Reading Binge

I’ve been on a bit of a reading binge recently. Can it have something to do with the gift of my Kindle, I wonder? Well, possibly, but I know it started before that.

Earlier in the year I picked out two mysteries from the shelves based on not much at all. Aunt Dimity’s Death was a lot of fun since I liked the main character a lot, and A Poisoned Season by Tasha Alexander introduced me to a new series as well, albeit in the middle (again).  I bought the first one and read it second. Probably would have liked it better had I read them in the right order. And then I picked up another Aunt Dimity book just for good measure.

Then I read Neverwhere by Neil Gaiman, carrying on my Gaiman kick. Lovely writer. It was a dark book, but not without humour. I wish he wrote science fiction though. I get a bit fed up of magical stuff. I’d rather have a plausible in-this-world answer (says the card-carrying Catholic…). But what he writes lets him tell great stories beautifully, so it’s a small nit to pick. Very blokey. (oh wait, I remember him saying that he felt books have genders and that some of his are female and some are definitely male. I’m not going to check, but I’m betting that Neverwhere and American Gods are male in his mind.)

When I got my Kindle I immediately downloaded the third in the Tasha Alexander series and devoured that.  That was mid-June.

Since then I have read World Without End by Ken Follet, which is a monstrous 1024 pages long and is the follow-up to Pillars of the Earth. Pillars is both a book and a board game and I love them both. To be honest, I think there were sections in World Without End where his editor had dozed off, but it kept me turning the pages, and I love the historical tidbits. I raced through that in a week or two.

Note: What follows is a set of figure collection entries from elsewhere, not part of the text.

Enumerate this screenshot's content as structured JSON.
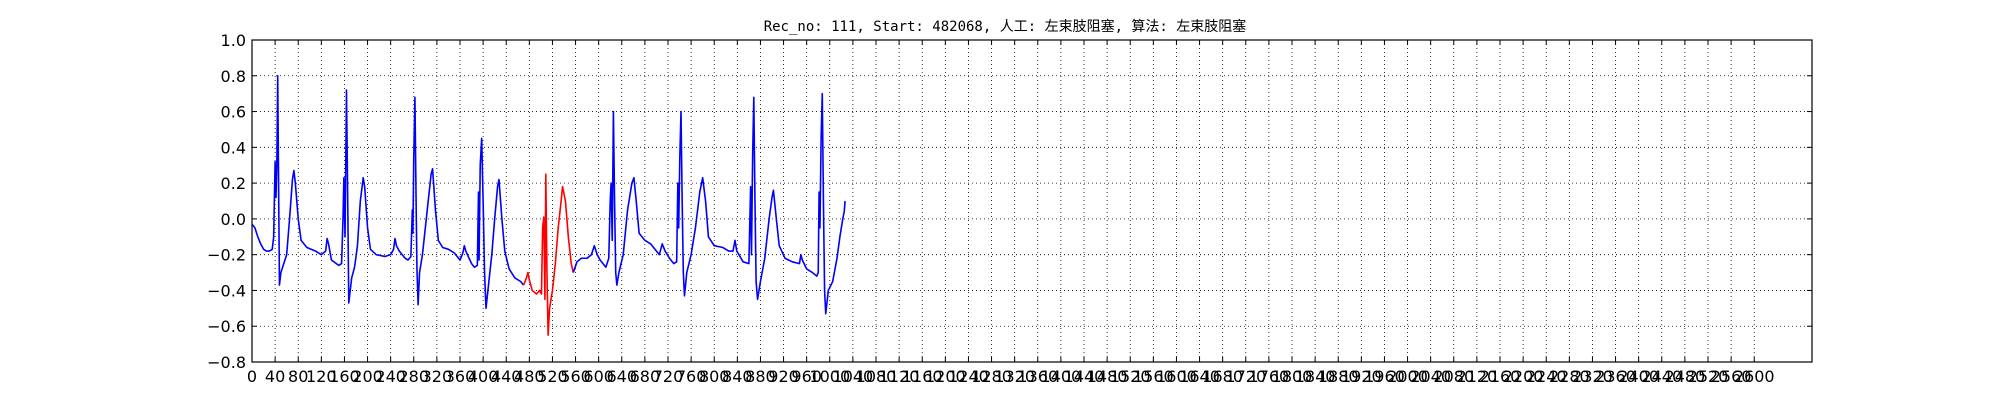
{
  "chart_data": {
    "type": "line",
    "title": "Rec_no: 111, Start: 482068, 人工: 左束肢阻塞, 算法: 左束肢阻塞",
    "xlabel": "",
    "ylabel": "",
    "xlim": [
      0,
      5400
    ],
    "ylim": [
      -0.8,
      1.0
    ],
    "grid": true,
    "yticks": [
      "1.0",
      "0.8",
      "0.6",
      "0.4",
      "0.2",
      "0.0",
      "−0.2",
      "−0.4",
      "−0.6",
      "−0.8"
    ],
    "xticks": [
      "0",
      "40",
      "80",
      "120",
      "160",
      "200",
      "240",
      "280",
      "320",
      "360",
      "400",
      "440",
      "480",
      "520",
      "560",
      "600",
      "640",
      "680",
      "720",
      "760",
      "800",
      "840",
      "880",
      "920",
      "960",
      "1000",
      "1040",
      "1080",
      "1120",
      "1160",
      "1200",
      "1240",
      "1280",
      "1320",
      "1360",
      "1400",
      "1440",
      "1480",
      "1520",
      "1560",
      "1600",
      "1640",
      "1680",
      "1720",
      "1760",
      "1800",
      "1840",
      "1880",
      "1920",
      "1960",
      "2000",
      "2040",
      "2080",
      "2120",
      "2160",
      "2200",
      "2240",
      "2280",
      "2320",
      "2360",
      "2400",
      "2440",
      "2480",
      "2520",
      "2560",
      "2600"
    ],
    "colors": {
      "signal": "#0000ff",
      "highlight": "#ff0000"
    },
    "series": [
      {
        "values": [
          [
            0,
            -0.03
          ],
          [
            10,
            -0.05
          ],
          [
            20,
            -0.1
          ],
          [
            30,
            -0.14
          ],
          [
            40,
            -0.17
          ],
          [
            50,
            -0.18
          ],
          [
            60,
            -0.18
          ],
          [
            70,
            -0.17
          ],
          [
            75,
            -0.1
          ],
          [
            80,
            0.32
          ],
          [
            83,
            0.12
          ],
          [
            86,
            0.3
          ],
          [
            89,
            0.8
          ],
          [
            92,
            0.2
          ],
          [
            95,
            -0.37
          ],
          [
            100,
            -0.3
          ],
          [
            110,
            -0.25
          ],
          [
            120,
            -0.2
          ],
          [
            130,
            0.0
          ],
          [
            140,
            0.22
          ],
          [
            145,
            0.27
          ],
          [
            150,
            0.2
          ],
          [
            160,
            0.0
          ],
          [
            170,
            -0.12
          ],
          [
            190,
            -0.16
          ],
          [
            220,
            -0.18
          ],
          [
            240,
            -0.2
          ],
          [
            255,
            -0.18
          ],
          [
            260,
            -0.11
          ],
          [
            265,
            -0.14
          ],
          [
            275,
            -0.23
          ],
          [
            300,
            -0.26
          ],
          [
            310,
            -0.25
          ],
          [
            315,
            0.0
          ],
          [
            318,
            0.23
          ],
          [
            322,
            -0.1
          ],
          [
            327,
            0.72
          ],
          [
            330,
            0.3
          ],
          [
            335,
            -0.47
          ],
          [
            345,
            -0.33
          ],
          [
            355,
            -0.27
          ],
          [
            365,
            -0.15
          ],
          [
            375,
            0.1
          ],
          [
            385,
            0.23
          ],
          [
            390,
            0.18
          ],
          [
            400,
            -0.05
          ],
          [
            410,
            -0.17
          ],
          [
            430,
            -0.2
          ],
          [
            460,
            -0.21
          ],
          [
            480,
            -0.2
          ],
          [
            490,
            -0.17
          ],
          [
            495,
            -0.11
          ],
          [
            500,
            -0.15
          ],
          [
            510,
            -0.18
          ],
          [
            530,
            -0.22
          ],
          [
            540,
            -0.23
          ],
          [
            550,
            -0.21
          ],
          [
            555,
            0.05
          ],
          [
            557,
            -0.08
          ],
          [
            560,
            0.35
          ],
          [
            564,
            0.68
          ],
          [
            568,
            0.1
          ],
          [
            571,
            -0.28
          ],
          [
            575,
            -0.48
          ],
          [
            580,
            -0.3
          ],
          [
            590,
            -0.2
          ],
          [
            600,
            -0.05
          ],
          [
            610,
            0.1
          ],
          [
            620,
            0.25
          ],
          [
            625,
            0.28
          ],
          [
            635,
            0.05
          ],
          [
            645,
            -0.12
          ],
          [
            660,
            -0.16
          ],
          [
            680,
            -0.17
          ],
          [
            700,
            -0.19
          ],
          [
            720,
            -0.23
          ],
          [
            730,
            -0.19
          ],
          [
            735,
            -0.15
          ],
          [
            740,
            -0.18
          ],
          [
            760,
            -0.25
          ],
          [
            770,
            -0.27
          ],
          [
            780,
            -0.26
          ],
          [
            784,
            0.15
          ],
          [
            786,
            -0.23
          ],
          [
            790,
            0.3
          ],
          [
            795,
            0.45
          ],
          [
            800,
            0.1
          ],
          [
            805,
            -0.3
          ],
          [
            810,
            -0.5
          ],
          [
            820,
            -0.35
          ],
          [
            830,
            -0.2
          ],
          [
            840,
            0.0
          ],
          [
            850,
            0.18
          ],
          [
            855,
            0.22
          ],
          [
            865,
            0.0
          ],
          [
            875,
            -0.18
          ],
          [
            890,
            -0.28
          ],
          [
            910,
            -0.33
          ],
          [
            930,
            -0.35
          ],
          [
            940,
            -0.37
          ]
        ]
      },
      {
        "values": [
          [
            940,
            -0.37
          ],
          [
            950,
            -0.33
          ],
          [
            955,
            -0.3
          ],
          [
            960,
            -0.34
          ],
          [
            970,
            -0.4
          ],
          [
            985,
            -0.42
          ],
          [
            995,
            -0.4
          ],
          [
            1002,
            -0.42
          ],
          [
            1006,
            -0.05
          ],
          [
            1010,
            0.01
          ],
          [
            1014,
            -0.45
          ],
          [
            1017,
            0.25
          ],
          [
            1021,
            -0.3
          ],
          [
            1025,
            -0.65
          ],
          [
            1030,
            -0.5
          ],
          [
            1040,
            -0.4
          ],
          [
            1050,
            -0.25
          ],
          [
            1060,
            -0.05
          ],
          [
            1070,
            0.1
          ],
          [
            1075,
            0.18
          ],
          [
            1085,
            0.1
          ],
          [
            1095,
            -0.1
          ],
          [
            1105,
            -0.25
          ],
          [
            1112,
            -0.3
          ]
        ]
      },
      {
        "values": [
          [
            1112,
            -0.3
          ],
          [
            1125,
            -0.24
          ],
          [
            1140,
            -0.22
          ],
          [
            1160,
            -0.22
          ],
          [
            1175,
            -0.2
          ],
          [
            1185,
            -0.15
          ],
          [
            1195,
            -0.2
          ],
          [
            1205,
            -0.23
          ],
          [
            1225,
            -0.27
          ],
          [
            1235,
            -0.22
          ],
          [
            1240,
            0.1
          ],
          [
            1243,
            0.2
          ],
          [
            1247,
            -0.12
          ],
          [
            1251,
            0.6
          ],
          [
            1255,
            0.1
          ],
          [
            1259,
            -0.3
          ],
          [
            1263,
            -0.37
          ],
          [
            1270,
            -0.3
          ],
          [
            1285,
            -0.2
          ],
          [
            1300,
            0.05
          ],
          [
            1315,
            0.2
          ],
          [
            1322,
            0.23
          ],
          [
            1330,
            0.1
          ],
          [
            1340,
            -0.08
          ],
          [
            1360,
            -0.12
          ],
          [
            1380,
            -0.14
          ],
          [
            1400,
            -0.18
          ],
          [
            1410,
            -0.2
          ],
          [
            1420,
            -0.14
          ],
          [
            1430,
            -0.18
          ],
          [
            1445,
            -0.22
          ],
          [
            1460,
            -0.25
          ],
          [
            1470,
            -0.24
          ],
          [
            1474,
            0.2
          ],
          [
            1477,
            -0.05
          ],
          [
            1481,
            0.35
          ],
          [
            1485,
            0.6
          ],
          [
            1489,
            0.1
          ],
          [
            1493,
            -0.3
          ],
          [
            1497,
            -0.43
          ],
          [
            1505,
            -0.3
          ],
          [
            1520,
            -0.2
          ],
          [
            1535,
            -0.05
          ],
          [
            1550,
            0.15
          ],
          [
            1560,
            0.23
          ],
          [
            1570,
            0.1
          ],
          [
            1580,
            -0.1
          ],
          [
            1600,
            -0.15
          ],
          [
            1630,
            -0.16
          ],
          [
            1650,
            -0.18
          ],
          [
            1665,
            -0.18
          ],
          [
            1672,
            -0.12
          ],
          [
            1678,
            -0.18
          ],
          [
            1700,
            -0.24
          ],
          [
            1720,
            -0.25
          ],
          [
            1726,
            0.18
          ],
          [
            1729,
            -0.2
          ],
          [
            1733,
            0.35
          ],
          [
            1737,
            0.68
          ],
          [
            1741,
            0.1
          ],
          [
            1745,
            -0.35
          ],
          [
            1750,
            -0.45
          ],
          [
            1760,
            -0.35
          ],
          [
            1775,
            -0.22
          ],
          [
            1790,
            0.0
          ],
          [
            1800,
            0.12
          ],
          [
            1805,
            0.16
          ],
          [
            1815,
            0.0
          ],
          [
            1825,
            -0.15
          ],
          [
            1845,
            -0.22
          ],
          [
            1870,
            -0.24
          ],
          [
            1895,
            -0.25
          ],
          [
            1900,
            -0.2
          ],
          [
            1905,
            -0.23
          ],
          [
            1920,
            -0.28
          ],
          [
            1940,
            -0.3
          ],
          [
            1955,
            -0.32
          ],
          [
            1960,
            -0.3
          ],
          [
            1963,
            0.15
          ],
          [
            1966,
            -0.05
          ],
          [
            1970,
            0.45
          ],
          [
            1974,
            0.7
          ],
          [
            1978,
            0.1
          ],
          [
            1982,
            -0.4
          ],
          [
            1986,
            -0.53
          ],
          [
            1995,
            -0.4
          ],
          [
            2010,
            -0.35
          ],
          [
            2025,
            -0.22
          ],
          [
            2035,
            -0.1
          ],
          [
            2045,
            0.0
          ],
          [
            2050,
            0.04
          ],
          [
            2053,
            0.1
          ]
        ]
      }
    ]
  }
}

Then I downloaded Stardust by Neil Gaiman and read that in about two days. Different from the film, and different from Neverwhere. I’m betting this is one of his female books, and I really enjoyed it. And in the context of a romantic adventure of course there should be magic…

Yesterday I went to the library and checked out A Wrinkle In Time by Madeleine L’Engle, which I had never read but which gets rave reveiews.  I like kids’ books a lot and I never get out of the children’s basement in our library, so it works out fine. As it was, I really loved A Wrinkle In Time. I don’t think I’ve ever read anything quite like it. It takes science and the children seriously. Sci-fi for kids that doesn’t include any “fantasy” (No magic! No elves! Actual science!)? I would love it even if it wasn’t that well written, which it was.  I found the character development a little light compared to some adult books, but that’s hardly a criticism, and not something I would have missed as a younger reader. And it’s not like the characters weren’t ones you could care about (I admit it, I teared up at one point). But there was action, action, action, and that’s what I was all about as a younger reader. I loved the 2-Dimensional world she threw in there, too.

(I’m still trying to remember the book I read as a kid that took place in three different time periods, and in each period a young girl living in this old house would see a ghost and there was a great twist at the end, and I thought maybe A Wrinkle In Time might be it, but it is SOO not that book.)

And that’s not counting the non-fiction I have on the go, like this and this.

Hmm.

The library has a summer reading program for adults as well as children. You’re supposed to read 15 books by the end of the summer. I was laughingly telling friends about this the other day and we all (moms and dads of young children) guffawed and wondered where we’d find the time.